Zhang Qisong, Zhu Lijun, Gong Xia, Ruan Yanjiao, Yu Jia, Jiang Huangyu, Wang Ying, Qi XiaoXiao, Lu Linlin, Liu Zhongqiu
Department of Pharmaceutics, School of Pharmaceutical Sciences, Southern Medical University , Guangzhou, Guangdong 510515, China.
International Institute for Translational Chinese Medicine, Guangzhou University of Chinese Medicine , Guangzhou, Guangdong 510006, China.
J Agric Food Chem. 2017 Jun 21;65(24):4921-4931. doi: 10.1021/acs.jafc.7b00854. Epub 2017 Jun 8.
Acacetin, an important component of acacia honey, exerts extensive therapeutic effects on many cancers. However, the sulfonation disposition of acacetin has rarely been reported. Therefore, this study aimed to investigate the sulfonation disposition of acacetin systematically. The results showed that acacetin-7-sulfate was the main metabolite mediated primarily by sulfotransferases (SULT) 1A1. Dog liver S9 presented the highest formation rate of acacetin-7-sulfate. Compared with that in wild-type Friend Virus B (FVB) mice, plasma exposure of acacetin-7-sulfate decreased significantly in multidrug resistance protein 1 knockout (Mrp1) mice vut increased clearly in breast cancer resistance protein knockout (Bcrp) mice. In Caco-2 monolayers, the efflux and clearance of acacetin-7-sulfate was reduced distinctly by the BCRP inhibitor Ko143 on the apical side and by the MRP1 inhibitor MK571 on the basolateral side. In conclusion, acacetin sulfonation was mediated mostly by SULT1A1. Acacetin-7-sulfate was found to be transported mainly by BCRP and MRP1. Hence, SULT1A1, BCRP, and MRP1 are responsible for acacetin-7-sulfate exposure in vivo.

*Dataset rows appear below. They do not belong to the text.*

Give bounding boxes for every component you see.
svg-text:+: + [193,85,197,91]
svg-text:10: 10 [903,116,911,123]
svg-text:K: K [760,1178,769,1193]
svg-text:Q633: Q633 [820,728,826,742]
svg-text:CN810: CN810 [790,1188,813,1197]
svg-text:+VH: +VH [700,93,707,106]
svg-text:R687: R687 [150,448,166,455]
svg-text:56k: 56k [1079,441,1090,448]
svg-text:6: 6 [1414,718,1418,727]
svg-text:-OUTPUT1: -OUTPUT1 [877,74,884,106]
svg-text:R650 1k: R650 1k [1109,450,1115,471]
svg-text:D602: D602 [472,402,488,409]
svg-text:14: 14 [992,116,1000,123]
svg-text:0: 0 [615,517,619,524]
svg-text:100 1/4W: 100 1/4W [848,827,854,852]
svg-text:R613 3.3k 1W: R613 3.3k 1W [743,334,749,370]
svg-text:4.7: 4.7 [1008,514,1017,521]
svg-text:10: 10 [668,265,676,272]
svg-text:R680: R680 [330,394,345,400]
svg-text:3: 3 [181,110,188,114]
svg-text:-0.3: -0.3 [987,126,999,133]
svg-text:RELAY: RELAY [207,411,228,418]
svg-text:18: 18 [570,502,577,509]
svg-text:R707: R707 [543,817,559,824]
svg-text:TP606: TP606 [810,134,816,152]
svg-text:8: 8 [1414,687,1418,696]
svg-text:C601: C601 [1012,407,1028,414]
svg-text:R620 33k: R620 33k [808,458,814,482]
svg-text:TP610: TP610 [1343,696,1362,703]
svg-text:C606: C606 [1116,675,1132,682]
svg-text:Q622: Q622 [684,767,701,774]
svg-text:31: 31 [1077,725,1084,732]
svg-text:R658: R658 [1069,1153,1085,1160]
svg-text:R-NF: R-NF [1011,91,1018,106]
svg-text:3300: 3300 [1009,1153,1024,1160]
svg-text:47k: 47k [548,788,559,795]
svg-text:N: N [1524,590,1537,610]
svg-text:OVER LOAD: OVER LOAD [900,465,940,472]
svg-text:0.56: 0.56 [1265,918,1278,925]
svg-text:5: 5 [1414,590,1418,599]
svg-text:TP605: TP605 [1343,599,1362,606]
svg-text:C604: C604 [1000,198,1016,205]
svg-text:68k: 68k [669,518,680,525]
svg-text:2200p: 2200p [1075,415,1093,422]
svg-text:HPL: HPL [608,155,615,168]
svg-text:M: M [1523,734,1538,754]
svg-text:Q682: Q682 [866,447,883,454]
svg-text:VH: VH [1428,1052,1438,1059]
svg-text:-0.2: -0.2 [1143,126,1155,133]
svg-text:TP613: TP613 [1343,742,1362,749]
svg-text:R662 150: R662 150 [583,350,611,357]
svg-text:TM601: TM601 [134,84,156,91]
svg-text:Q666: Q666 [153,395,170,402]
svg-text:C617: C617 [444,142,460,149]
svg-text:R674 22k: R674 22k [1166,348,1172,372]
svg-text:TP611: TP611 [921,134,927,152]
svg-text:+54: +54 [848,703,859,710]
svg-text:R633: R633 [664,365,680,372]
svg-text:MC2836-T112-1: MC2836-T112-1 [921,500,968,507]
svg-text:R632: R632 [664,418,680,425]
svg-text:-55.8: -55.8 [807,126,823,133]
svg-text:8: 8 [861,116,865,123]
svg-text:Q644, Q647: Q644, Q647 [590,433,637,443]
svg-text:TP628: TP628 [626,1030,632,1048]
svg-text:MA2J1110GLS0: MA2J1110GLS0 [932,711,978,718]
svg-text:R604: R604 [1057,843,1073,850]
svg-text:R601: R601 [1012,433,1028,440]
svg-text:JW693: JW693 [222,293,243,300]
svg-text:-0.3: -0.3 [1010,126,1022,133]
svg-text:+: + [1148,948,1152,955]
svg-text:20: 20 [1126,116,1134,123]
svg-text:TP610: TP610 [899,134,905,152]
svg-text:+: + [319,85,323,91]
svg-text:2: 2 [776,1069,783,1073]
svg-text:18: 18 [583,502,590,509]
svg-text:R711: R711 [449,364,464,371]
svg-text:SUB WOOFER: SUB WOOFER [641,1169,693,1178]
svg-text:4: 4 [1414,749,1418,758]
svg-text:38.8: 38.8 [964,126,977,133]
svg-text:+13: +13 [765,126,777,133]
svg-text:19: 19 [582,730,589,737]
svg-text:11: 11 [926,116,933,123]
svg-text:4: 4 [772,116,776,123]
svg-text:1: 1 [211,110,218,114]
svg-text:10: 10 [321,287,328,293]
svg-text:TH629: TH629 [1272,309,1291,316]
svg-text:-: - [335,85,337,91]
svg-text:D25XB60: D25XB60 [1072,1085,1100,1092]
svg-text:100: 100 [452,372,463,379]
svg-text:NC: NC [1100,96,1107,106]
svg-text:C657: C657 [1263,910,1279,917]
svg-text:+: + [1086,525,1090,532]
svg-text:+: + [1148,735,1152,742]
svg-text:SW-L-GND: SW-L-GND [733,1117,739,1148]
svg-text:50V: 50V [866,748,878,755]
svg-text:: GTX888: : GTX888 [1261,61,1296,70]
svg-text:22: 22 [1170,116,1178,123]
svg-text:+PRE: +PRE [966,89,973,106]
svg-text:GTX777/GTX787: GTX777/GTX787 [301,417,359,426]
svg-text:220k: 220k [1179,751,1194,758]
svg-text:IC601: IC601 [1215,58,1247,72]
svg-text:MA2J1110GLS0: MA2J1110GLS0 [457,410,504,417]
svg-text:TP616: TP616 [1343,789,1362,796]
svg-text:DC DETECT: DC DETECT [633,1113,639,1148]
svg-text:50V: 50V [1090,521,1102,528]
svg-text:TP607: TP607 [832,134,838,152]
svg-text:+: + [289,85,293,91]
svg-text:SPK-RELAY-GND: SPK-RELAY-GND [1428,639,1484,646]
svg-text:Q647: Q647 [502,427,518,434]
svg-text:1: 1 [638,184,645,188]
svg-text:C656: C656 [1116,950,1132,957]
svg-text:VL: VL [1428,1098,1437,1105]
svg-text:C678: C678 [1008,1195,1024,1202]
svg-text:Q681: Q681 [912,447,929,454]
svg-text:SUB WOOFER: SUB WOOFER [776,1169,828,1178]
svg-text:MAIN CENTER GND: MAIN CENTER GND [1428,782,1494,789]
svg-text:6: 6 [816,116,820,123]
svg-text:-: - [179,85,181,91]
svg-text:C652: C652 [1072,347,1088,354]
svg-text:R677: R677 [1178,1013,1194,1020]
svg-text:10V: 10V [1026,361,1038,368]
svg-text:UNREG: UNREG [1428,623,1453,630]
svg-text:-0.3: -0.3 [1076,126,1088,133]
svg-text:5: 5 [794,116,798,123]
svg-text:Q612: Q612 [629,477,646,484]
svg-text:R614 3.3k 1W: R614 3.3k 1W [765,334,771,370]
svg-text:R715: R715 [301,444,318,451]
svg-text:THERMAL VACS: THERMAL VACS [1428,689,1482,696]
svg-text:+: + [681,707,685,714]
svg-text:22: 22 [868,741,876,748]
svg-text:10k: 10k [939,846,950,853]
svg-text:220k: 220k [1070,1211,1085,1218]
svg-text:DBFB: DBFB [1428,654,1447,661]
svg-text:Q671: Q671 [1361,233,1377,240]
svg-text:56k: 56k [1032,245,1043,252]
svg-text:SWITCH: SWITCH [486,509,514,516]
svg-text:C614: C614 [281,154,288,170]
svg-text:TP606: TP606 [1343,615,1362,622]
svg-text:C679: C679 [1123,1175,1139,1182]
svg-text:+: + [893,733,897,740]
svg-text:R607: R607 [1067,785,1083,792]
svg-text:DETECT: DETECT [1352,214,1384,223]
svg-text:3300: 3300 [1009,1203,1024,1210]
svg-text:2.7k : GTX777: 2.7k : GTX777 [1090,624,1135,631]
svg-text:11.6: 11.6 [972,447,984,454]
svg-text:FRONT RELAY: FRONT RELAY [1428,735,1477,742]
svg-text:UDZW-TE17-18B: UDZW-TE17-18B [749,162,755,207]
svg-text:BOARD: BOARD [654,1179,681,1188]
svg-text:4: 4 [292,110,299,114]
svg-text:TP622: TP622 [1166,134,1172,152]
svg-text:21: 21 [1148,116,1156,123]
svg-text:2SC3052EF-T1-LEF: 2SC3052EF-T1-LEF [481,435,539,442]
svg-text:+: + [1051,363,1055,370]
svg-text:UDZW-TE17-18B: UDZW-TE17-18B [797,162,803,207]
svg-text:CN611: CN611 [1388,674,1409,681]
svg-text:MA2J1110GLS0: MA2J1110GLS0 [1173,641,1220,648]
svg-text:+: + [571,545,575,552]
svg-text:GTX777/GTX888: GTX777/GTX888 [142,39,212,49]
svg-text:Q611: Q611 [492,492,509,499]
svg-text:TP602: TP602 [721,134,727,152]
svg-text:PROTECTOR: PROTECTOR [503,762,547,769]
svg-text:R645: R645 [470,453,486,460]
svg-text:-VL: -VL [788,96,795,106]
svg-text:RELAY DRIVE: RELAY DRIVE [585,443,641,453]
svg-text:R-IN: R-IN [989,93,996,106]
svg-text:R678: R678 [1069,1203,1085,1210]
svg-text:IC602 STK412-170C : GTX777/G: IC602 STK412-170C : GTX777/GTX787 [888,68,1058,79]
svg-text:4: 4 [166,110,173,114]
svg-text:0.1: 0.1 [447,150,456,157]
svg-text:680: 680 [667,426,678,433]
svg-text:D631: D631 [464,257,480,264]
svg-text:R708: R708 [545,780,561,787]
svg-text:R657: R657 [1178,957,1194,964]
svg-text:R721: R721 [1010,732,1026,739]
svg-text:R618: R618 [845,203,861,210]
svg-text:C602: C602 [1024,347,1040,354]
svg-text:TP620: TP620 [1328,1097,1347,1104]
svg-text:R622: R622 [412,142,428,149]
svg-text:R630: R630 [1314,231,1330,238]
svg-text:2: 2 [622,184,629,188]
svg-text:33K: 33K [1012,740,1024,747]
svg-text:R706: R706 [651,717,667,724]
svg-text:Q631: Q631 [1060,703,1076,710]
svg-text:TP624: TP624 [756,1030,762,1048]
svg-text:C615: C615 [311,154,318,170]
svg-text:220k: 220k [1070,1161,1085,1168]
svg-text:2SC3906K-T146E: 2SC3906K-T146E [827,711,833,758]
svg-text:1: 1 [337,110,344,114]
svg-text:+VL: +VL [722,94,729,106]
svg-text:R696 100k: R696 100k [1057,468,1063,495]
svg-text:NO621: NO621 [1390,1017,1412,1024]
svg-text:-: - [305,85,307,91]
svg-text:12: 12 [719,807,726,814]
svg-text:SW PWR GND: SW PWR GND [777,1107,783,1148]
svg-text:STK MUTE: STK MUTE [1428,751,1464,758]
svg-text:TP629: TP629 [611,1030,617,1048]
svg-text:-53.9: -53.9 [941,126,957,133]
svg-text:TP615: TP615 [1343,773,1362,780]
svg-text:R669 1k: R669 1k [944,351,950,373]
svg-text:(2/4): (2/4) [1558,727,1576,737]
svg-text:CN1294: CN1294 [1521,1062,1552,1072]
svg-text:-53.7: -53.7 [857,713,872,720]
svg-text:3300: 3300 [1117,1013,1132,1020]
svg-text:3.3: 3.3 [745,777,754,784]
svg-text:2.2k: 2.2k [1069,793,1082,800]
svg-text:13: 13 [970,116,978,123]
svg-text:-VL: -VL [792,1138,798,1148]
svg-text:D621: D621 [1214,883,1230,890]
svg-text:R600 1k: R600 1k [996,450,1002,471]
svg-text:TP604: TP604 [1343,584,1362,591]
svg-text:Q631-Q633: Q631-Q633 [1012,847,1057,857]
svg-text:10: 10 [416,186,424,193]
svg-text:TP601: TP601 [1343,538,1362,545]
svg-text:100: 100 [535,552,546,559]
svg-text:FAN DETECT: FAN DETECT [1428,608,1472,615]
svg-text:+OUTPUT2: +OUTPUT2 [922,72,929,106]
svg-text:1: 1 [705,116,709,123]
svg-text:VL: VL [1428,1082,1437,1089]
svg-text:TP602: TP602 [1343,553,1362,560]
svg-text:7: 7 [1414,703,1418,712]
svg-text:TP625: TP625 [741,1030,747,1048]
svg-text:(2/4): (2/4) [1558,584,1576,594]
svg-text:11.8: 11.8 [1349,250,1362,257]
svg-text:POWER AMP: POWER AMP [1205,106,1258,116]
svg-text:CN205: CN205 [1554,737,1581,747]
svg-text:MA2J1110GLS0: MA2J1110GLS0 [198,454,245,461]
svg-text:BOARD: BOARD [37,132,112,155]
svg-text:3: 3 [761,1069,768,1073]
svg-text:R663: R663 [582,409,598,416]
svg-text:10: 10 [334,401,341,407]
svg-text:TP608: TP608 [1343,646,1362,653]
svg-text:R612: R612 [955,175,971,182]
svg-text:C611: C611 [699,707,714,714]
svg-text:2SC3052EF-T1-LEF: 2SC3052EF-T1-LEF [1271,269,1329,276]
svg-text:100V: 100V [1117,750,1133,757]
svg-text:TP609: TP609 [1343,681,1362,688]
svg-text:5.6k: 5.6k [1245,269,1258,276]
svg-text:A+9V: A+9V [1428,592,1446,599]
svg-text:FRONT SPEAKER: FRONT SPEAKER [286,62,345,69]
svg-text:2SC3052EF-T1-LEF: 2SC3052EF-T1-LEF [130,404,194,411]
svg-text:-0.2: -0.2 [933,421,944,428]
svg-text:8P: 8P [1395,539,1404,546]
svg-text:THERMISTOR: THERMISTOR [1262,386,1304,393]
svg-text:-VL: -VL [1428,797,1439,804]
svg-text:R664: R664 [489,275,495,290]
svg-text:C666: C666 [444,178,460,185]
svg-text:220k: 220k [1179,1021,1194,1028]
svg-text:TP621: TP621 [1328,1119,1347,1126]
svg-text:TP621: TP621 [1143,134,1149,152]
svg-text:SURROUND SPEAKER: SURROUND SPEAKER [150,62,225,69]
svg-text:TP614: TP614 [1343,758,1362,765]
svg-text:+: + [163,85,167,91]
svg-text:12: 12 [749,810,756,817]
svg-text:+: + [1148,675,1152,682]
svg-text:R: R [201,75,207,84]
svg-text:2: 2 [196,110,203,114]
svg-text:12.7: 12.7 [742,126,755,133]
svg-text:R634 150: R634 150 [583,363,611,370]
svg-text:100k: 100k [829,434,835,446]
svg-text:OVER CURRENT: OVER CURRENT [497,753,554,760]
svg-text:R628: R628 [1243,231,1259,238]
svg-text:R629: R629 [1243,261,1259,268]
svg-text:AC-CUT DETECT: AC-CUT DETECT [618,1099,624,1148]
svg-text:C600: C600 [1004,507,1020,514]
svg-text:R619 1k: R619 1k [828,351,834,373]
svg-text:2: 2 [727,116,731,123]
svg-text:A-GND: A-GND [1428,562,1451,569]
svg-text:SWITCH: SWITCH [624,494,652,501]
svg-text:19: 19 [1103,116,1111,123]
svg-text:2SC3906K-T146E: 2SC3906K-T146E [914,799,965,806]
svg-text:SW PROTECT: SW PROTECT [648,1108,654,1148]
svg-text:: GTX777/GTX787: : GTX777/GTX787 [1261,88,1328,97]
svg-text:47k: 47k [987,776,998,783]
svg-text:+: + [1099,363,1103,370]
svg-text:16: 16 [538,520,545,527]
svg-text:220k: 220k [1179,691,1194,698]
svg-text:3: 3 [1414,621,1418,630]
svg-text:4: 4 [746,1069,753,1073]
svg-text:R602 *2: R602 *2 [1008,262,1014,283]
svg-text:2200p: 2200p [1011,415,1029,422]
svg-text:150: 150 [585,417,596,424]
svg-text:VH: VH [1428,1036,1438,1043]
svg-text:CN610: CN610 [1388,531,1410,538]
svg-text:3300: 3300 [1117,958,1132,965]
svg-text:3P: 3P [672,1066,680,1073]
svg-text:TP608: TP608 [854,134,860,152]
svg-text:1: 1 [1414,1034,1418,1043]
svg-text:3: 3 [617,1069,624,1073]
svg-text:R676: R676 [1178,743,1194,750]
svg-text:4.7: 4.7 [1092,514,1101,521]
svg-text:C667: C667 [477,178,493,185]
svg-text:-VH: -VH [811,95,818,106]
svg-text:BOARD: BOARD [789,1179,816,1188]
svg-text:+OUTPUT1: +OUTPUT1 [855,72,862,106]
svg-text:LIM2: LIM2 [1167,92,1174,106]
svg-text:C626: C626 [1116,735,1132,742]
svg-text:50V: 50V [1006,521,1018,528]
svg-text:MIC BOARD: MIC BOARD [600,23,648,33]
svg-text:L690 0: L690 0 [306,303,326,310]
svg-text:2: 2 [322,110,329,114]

刺槐素是刺槐蜂蜜的一种重要成分,对多种癌症具有广泛的治疗作用。然而,刺槐素的磺化代谢情况鲜有报道。因此,本研究旨在系统地研究刺槐素的磺化代谢情况。结果表明,刺槐素 -7- 硫酸盐是主要代谢产物,主要由磺基转移酶(SULT)1A1介导。犬肝S9对刺槐素 -7- 硫酸盐的生成率最高。与野生型Friend病毒B(FVB)小鼠相比,多药耐药蛋白1基因敲除(Mrp1)小鼠体内刺槐素 -7- 硫酸盐的血浆暴露量显著降低,而乳腺癌耐药蛋白基因敲除(Bcrp)小鼠体内则明显增加。在Caco-2单层细胞中,BCRP抑制剂Ko143在顶侧显著降低了刺槐素 -7- 硫酸盐的外排和清除率,而MRP1抑制剂MK571在基底外侧也有此作用。总之,刺槐素磺化主要由SULT1A1介导。发现刺槐素 -7- 硫酸盐主要由BCRP和MRP1转运。因此,SULT1A1、BCRP和MRP1决定了体内刺槐素 -7- 硫酸盐的暴露水平。